Hacker News new | ask | show | jobs
by Twirrim 1002 days ago
I remember the regionalisation, that was "fun" to be on the sidelines for (I was in a newer service that was regionalised from the get-go). I don't remember who the PM was for that one, but I remember that being when I truly came to respect the value that a TPM can add.

You're right about the cost and need to replace network equipment being one of the strong reasons why they didn't. Amazon used its own in-house designed and built network gear for a variety of reasons (IIRC there's a re:invent talk about it), which I'm sure is probably still the case. Every single one of those machines had fixed memory capacity and would need to be replaced to bump up the memory sufficiently large enough to handle IPv6 routing table needs etc. What they had wouldn't even be enough if they'd have chosen to go IPv6 Only (which you couldn't get through except via dual stack IPv4/IPv6 anyway).

1 comments

Were they also by chance considered accelerators for encrypted traffic?

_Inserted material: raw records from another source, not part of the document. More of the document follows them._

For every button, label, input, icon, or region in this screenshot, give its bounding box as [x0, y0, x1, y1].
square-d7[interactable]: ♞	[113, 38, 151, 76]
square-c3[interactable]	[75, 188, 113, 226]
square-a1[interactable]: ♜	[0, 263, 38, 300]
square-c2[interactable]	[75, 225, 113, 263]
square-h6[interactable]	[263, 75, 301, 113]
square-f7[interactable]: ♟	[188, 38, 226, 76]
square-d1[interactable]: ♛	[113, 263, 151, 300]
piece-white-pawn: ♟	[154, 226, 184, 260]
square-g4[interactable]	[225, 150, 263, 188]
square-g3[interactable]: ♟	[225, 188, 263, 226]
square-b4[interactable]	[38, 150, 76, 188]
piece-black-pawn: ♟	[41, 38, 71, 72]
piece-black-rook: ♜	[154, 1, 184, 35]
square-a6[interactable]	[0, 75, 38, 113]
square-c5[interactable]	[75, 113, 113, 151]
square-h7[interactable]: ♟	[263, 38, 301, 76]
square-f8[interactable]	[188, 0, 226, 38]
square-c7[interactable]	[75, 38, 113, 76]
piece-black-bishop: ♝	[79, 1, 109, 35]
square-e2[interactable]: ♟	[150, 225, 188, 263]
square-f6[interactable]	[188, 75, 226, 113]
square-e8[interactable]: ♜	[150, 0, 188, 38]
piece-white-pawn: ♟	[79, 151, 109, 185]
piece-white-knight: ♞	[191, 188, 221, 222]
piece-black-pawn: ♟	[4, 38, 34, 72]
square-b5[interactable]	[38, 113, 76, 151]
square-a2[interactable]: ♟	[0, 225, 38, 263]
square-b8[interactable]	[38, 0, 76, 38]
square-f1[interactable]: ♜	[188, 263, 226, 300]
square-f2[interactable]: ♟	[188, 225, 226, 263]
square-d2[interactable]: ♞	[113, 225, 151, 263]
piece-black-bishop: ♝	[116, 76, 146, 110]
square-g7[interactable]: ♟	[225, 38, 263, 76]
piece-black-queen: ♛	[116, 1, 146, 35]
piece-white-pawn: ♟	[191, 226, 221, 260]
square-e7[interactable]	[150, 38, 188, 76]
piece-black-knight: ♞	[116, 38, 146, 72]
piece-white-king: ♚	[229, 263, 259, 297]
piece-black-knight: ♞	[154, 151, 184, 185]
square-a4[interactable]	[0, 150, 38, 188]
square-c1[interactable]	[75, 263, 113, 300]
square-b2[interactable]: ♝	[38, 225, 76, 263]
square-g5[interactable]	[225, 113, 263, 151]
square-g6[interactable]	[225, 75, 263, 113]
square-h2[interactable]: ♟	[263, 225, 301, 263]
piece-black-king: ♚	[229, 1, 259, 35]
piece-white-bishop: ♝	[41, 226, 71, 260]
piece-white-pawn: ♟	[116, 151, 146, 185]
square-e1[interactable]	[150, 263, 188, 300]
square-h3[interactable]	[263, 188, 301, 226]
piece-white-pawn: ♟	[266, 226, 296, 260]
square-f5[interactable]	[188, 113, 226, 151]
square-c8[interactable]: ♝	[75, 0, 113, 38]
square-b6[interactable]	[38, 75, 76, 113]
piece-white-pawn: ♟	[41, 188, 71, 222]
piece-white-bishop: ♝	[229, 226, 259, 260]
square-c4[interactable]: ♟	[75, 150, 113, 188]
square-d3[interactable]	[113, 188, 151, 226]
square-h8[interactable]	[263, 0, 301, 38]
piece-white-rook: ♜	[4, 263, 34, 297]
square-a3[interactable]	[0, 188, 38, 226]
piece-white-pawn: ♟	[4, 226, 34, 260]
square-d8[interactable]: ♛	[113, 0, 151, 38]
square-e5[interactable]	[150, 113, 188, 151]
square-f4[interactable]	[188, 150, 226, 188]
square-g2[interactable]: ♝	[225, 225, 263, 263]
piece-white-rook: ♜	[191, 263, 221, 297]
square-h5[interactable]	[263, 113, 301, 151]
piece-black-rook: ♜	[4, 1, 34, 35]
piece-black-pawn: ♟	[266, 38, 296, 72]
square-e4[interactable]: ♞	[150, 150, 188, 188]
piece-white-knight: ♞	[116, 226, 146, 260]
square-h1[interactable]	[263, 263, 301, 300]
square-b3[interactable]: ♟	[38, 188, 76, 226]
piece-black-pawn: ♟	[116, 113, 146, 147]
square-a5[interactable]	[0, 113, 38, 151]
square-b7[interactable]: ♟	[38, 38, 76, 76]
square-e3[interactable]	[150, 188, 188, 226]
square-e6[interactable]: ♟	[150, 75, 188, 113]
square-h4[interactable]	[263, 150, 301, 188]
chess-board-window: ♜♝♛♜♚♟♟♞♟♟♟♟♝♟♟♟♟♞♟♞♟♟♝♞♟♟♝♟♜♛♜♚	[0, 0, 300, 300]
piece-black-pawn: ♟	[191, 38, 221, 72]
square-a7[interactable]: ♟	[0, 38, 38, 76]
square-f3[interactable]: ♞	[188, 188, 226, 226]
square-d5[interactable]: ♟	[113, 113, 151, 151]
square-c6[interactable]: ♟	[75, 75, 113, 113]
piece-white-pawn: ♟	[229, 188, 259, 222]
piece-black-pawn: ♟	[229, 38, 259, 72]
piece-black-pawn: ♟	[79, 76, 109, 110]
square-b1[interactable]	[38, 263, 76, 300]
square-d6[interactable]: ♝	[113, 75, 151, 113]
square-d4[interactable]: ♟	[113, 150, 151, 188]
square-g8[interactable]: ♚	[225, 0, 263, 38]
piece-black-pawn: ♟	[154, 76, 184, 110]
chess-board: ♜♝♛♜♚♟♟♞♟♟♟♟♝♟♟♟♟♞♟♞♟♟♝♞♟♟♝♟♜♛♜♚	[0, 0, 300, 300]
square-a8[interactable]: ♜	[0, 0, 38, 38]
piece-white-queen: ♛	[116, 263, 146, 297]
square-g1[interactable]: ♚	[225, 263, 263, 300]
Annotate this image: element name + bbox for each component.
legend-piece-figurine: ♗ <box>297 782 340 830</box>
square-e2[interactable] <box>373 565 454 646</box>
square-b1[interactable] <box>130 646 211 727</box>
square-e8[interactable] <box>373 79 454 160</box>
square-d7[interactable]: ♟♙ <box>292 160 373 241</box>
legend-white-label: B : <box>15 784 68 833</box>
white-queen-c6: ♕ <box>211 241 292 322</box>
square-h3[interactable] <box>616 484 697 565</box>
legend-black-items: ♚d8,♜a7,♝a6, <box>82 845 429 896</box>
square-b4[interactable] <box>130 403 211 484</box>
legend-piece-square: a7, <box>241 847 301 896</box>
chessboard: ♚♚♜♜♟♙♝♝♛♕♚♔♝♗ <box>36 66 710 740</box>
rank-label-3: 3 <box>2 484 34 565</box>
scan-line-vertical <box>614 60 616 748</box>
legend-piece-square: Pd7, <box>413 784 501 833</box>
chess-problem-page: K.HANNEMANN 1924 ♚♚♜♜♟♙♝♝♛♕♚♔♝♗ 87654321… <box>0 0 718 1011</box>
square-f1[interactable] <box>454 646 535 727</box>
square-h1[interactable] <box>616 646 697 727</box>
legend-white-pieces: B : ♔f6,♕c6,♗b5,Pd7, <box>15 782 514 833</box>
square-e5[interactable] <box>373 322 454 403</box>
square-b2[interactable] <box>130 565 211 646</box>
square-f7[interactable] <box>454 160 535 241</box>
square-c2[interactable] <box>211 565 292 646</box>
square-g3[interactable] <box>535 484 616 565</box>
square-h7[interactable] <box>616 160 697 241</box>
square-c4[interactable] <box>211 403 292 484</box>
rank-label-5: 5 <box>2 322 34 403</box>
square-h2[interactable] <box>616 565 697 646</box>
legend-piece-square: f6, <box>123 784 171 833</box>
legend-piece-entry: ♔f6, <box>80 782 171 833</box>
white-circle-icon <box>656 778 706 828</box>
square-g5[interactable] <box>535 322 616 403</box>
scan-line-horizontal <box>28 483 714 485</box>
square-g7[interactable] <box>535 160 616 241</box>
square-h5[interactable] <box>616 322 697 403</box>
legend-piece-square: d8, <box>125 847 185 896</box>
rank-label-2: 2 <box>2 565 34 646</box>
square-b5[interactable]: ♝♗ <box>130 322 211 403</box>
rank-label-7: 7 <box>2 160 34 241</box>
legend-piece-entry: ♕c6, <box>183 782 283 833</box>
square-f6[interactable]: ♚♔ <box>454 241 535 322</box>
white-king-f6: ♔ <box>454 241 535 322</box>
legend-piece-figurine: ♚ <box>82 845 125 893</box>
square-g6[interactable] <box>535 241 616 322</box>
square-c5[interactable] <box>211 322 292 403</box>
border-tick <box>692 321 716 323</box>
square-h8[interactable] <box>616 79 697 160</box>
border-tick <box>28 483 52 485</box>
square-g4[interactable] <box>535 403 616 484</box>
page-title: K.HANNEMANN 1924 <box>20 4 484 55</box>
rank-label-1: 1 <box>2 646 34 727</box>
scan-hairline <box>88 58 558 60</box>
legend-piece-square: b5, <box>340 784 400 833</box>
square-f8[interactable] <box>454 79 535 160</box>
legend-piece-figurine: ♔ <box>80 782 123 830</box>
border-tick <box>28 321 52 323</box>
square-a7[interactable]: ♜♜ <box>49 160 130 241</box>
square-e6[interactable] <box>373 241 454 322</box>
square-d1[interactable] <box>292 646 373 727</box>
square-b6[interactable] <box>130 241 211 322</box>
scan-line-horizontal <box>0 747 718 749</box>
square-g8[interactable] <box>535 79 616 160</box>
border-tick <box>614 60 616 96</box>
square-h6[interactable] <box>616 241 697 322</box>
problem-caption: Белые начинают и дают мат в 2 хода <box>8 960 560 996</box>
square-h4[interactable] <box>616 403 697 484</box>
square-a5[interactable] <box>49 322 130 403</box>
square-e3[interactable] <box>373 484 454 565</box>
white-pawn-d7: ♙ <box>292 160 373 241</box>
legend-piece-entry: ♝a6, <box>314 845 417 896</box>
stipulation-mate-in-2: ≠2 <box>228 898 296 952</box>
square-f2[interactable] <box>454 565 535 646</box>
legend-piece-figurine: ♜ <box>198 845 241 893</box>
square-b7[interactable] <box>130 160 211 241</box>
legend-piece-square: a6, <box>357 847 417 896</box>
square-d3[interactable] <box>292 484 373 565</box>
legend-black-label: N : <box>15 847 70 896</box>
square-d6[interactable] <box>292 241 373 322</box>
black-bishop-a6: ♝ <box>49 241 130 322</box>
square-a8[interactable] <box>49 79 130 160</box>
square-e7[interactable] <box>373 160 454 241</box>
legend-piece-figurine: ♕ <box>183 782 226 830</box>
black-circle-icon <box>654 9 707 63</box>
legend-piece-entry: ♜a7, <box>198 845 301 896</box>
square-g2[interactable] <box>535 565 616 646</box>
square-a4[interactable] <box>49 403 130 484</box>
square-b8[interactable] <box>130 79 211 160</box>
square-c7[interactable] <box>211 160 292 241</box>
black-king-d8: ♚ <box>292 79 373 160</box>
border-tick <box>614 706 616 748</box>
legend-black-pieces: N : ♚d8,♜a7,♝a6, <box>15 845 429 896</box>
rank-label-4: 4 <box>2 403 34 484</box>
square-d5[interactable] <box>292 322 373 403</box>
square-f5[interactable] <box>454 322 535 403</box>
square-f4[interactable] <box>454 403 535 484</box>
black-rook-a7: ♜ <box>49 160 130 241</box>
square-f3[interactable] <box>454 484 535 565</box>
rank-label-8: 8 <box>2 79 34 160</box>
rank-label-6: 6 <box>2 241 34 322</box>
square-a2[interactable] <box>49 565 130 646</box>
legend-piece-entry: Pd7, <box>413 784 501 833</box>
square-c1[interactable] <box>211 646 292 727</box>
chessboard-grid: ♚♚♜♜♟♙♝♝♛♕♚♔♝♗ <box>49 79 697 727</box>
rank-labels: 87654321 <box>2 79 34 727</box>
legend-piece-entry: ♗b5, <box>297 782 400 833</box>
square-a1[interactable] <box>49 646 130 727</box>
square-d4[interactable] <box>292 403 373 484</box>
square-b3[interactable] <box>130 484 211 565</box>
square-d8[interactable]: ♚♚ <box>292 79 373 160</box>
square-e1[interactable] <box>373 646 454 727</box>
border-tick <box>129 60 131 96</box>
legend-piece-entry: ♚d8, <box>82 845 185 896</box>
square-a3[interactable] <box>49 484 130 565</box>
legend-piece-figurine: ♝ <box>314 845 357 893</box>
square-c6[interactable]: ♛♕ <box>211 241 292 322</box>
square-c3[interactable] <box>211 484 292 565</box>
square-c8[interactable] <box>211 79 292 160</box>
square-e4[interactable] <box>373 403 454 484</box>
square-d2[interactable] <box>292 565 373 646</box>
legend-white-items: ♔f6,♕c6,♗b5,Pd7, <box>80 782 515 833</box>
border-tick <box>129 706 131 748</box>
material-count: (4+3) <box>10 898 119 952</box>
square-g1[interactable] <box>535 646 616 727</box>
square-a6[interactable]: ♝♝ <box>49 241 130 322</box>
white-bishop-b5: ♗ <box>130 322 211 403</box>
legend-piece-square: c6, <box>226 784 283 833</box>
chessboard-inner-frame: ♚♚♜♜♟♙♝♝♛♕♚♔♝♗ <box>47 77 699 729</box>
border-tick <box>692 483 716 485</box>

I'm not privy to details, but I recall once when a mandate was issued to a Java platform to remove an outdated encryption protocol (mandated by Amazon Infosec). The change was made and rolled out with little fanfare.

A few weeks later, a large outage of Amazon Video (which used said platform) occurred on a Friday evening. Root cause? The network hardware accelerators were only setup to use that outdated protocol, which in turn meant that encryption was happening in software instead. Under load, the video hosting eventually caved.

Might be specific to the hardware used for Amazon retail, but it reinforces the point of their home grown (and now aging) stack.

Maybe not the same story, but there was a sidecar service for encrypting traffic and doing access control and other things in a way that was transparent to the app (like Envoy, but without the mesh and much earlier). The original version was written by (maybe) a single engineer in Erlang. Version two was given to another team and rewritten in Java because. They had never tested at scale and every team I know who went to production with it fell over. There was some company wide deadline, but it was unusable, at the point, and the teams I was working with were gun shy to try it again since it was obvious that the owning team had know idea what the performance characteristics or system requirements were for it.

I think I switched teams before that was resolved and moved to some greenfield work where we didn’t have to worry about scale for a while, but I do believe they eventually figure it out.